What Mentees Should Know Before Beginning a Mentoring Relationship

Posted by eporter on June 28, 2024

What Mentees Should Know Before Beginning a Mentoring Relationship

Most mentors receive pre-match training and resources from their mentoring program’s staff to prepare for their mentoring relationships before meeting their mentee for the first time. However, many mentees do not receive pre-match training that teaches them strategies to contribute to their mentoring relationship, and mentees often report not knowing what to expect from mentoring.

When program staff do not provide mentees with training or resources to prepare for their mentoring relationships, mentees may not understand what mentoring is, what they will do as a mentee, or how they can benefit from mentoring. This uncertainty can make mentees nervous to participate in a mentoring program or apprehensive during meetings with their mentors.

Entering the mentoring relationship with confidence may produce better outcomes for mentees, so it is important that mentees are provided with training that builds their confidence in their abilities to be a mentee, helps them form positive beliefs about mentoring, and teaches them how to create a strong relationship with their mentor. Below, we have outlined important information that mentoring program staff should provide mentees with before their mentoring relationships begin to promote more effective, long-lasting relationships.

Benefits of mentoring

A significant motivating factor for young people who are contemplating entering a mentoring relationship is their understanding of the ways mentoring can benefit them. Some young people may not understand what a mentoring program is or how a mentoring relationship differs from other relationships that they are already engaged in, such as friendships or family relationships. Program staff should teach mentees how mentoring relationships can positively impact their academic, social, professional, and emotional well-being. By understanding the unique benefits of mentoring relationships, mentees may be more motivated to participate.

Roles and responsibilities

Before entering a mentoring relationship, young people may feel that they do not know how to be a mentee or feel afraid that they will be given daunting responsibilities. Discussing the roles in a mentoring relationship may ease mentees’ anxiety about what they will be expected to do as a mentee and build their confidence in their abilities to be a mentee. In addition, pre-match training is an opportunity to teach mentees ways to contribute to a strong, long-lasting relationship. For example, program staff should teach mentees how to be engaged, respectful, and open-minded during the relationship in order to maximize positive outcomes for mentees and prevent conflict during the relationship.

Realistic expectations

Knowing what to expect when meeting with a mentor may help mentees feel more comfortable before and during their match meetings. For example, giving mentees examples of fun, safe activities that matches can do together may prevent mentees from believing that mentoring will be boring or uncomfortable. Program staff should inform mentees about how often they will meet with their mentor, what types of activities they may do with their mentor, and what topics they may discuss as a match.

Importantly, mentoring program staff should aim to help mentees form realistic expectations for mentoring. Explaining the benefits of mentoring is a helpful way to build mentees’ motivations for mentoring, but these topics must be balanced with realistic, honest portrayals of mentoring experiences. If a mentee forms unrealistically positive expectations for mentoring before meeting with a mentor, they may be more likely to lose motivation, or even end their relationship early, if they encounter unexpected challenges or conflict with their mentor during the relationship.
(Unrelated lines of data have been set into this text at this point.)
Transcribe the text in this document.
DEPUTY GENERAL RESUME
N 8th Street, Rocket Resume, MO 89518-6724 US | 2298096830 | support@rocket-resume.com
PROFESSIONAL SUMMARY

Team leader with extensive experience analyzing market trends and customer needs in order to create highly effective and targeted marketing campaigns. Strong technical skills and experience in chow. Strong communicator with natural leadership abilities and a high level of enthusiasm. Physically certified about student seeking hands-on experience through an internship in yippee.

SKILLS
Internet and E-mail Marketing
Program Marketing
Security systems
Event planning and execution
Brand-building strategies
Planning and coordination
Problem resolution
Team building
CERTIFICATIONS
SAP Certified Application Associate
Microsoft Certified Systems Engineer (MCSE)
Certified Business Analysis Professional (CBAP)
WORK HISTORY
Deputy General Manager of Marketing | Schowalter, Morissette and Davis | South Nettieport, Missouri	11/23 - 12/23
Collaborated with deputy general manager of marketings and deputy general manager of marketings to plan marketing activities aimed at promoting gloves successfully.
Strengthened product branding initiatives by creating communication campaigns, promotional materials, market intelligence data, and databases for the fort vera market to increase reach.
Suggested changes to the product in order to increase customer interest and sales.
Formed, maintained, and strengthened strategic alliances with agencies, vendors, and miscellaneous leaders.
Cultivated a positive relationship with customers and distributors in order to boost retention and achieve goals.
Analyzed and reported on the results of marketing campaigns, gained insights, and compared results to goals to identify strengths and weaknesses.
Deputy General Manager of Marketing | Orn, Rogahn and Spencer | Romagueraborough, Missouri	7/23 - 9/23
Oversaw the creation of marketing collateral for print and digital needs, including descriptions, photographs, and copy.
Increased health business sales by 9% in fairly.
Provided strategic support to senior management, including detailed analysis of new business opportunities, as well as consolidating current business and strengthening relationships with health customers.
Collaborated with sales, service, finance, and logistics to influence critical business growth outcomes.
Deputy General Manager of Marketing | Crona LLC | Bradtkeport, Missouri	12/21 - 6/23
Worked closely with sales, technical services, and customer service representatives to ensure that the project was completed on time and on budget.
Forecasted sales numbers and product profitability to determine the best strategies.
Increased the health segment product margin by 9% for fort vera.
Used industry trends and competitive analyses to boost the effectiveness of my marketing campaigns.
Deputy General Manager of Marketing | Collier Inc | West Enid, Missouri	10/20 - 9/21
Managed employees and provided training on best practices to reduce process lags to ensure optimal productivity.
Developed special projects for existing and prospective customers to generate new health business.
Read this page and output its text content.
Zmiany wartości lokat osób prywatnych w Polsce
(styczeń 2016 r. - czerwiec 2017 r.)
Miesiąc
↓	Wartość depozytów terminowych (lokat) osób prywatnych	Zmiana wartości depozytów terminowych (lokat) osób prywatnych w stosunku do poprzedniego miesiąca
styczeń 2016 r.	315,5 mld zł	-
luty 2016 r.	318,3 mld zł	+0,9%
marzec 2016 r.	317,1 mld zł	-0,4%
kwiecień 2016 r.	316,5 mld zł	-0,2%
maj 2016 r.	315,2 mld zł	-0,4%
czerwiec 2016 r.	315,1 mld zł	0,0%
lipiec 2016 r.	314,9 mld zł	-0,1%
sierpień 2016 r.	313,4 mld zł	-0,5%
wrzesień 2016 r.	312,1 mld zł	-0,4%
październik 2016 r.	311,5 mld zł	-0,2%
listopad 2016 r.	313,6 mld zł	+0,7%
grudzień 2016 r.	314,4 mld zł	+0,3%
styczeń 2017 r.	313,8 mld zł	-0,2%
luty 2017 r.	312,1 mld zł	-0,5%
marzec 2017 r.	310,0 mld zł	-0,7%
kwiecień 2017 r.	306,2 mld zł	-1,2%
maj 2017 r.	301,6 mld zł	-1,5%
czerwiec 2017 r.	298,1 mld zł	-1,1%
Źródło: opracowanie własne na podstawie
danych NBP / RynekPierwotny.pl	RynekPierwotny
Teaching mentees about healthy boundaries in a mentoring relationship can help mentees feel safer and more comfortable entering a relationship. Program staff should teach mentees things their mentors should and should not do, as well as what to do if their mentor disrespects healthy mentoring boundaries. For example, mentees should understand that mentors do not play the same roles as the mentees’ parents and to notify program staff and a parent if their mentor is doing things that are not their responsibility.

Mentees may develop more trust in mentoring program staff and confidence in their abilities to be a mentee when they know that there are steps that they can take if their mentor crosses a line or disrespects healthy boundaries.

Tips for first match meetings

Providing tips to mentees for meeting with their mentor for the first time can also help mentees feel more prepared for the mentoring relationship. Pre-match trainings and activities may give mentees the opportunities to practice making introductions during the first time they meet with their mentor and set expectations for what may happen during their first match meeting. Understanding what to expect can ease anxiety that mentees may have about meeting an unfamiliar adult for the first time. In addition, program staff should provide mentees with tips for communicating with their mentor to discuss their interests and plan fun match activities with their mentor. Letting mentees know that they have a voice and an active part in planning match activities may help mentees feel important and safe when beginning a relationship with a mentor.

Comprehensive training for mentees

Building the Foundation for Mentees is a research-informed mentee training that contains all of the important information mentioned above to give mentees a solid foundation for their mentoring relationship. The training teaches mentees what mentoring is, roles and responsibilities of mentees, healthy boundaries in mentoring relationships, realistic expectations for mentoring, and tips for their first meetings with their mentors. With instructional materials to conduct the live, in-person or virtual Building the Foundation for Mentees training workshop, mentoring program staff may be able to build mentees’ motivation to participate in their program, promote more effective relationships, and prevent relationship challenges that can result in premature closure.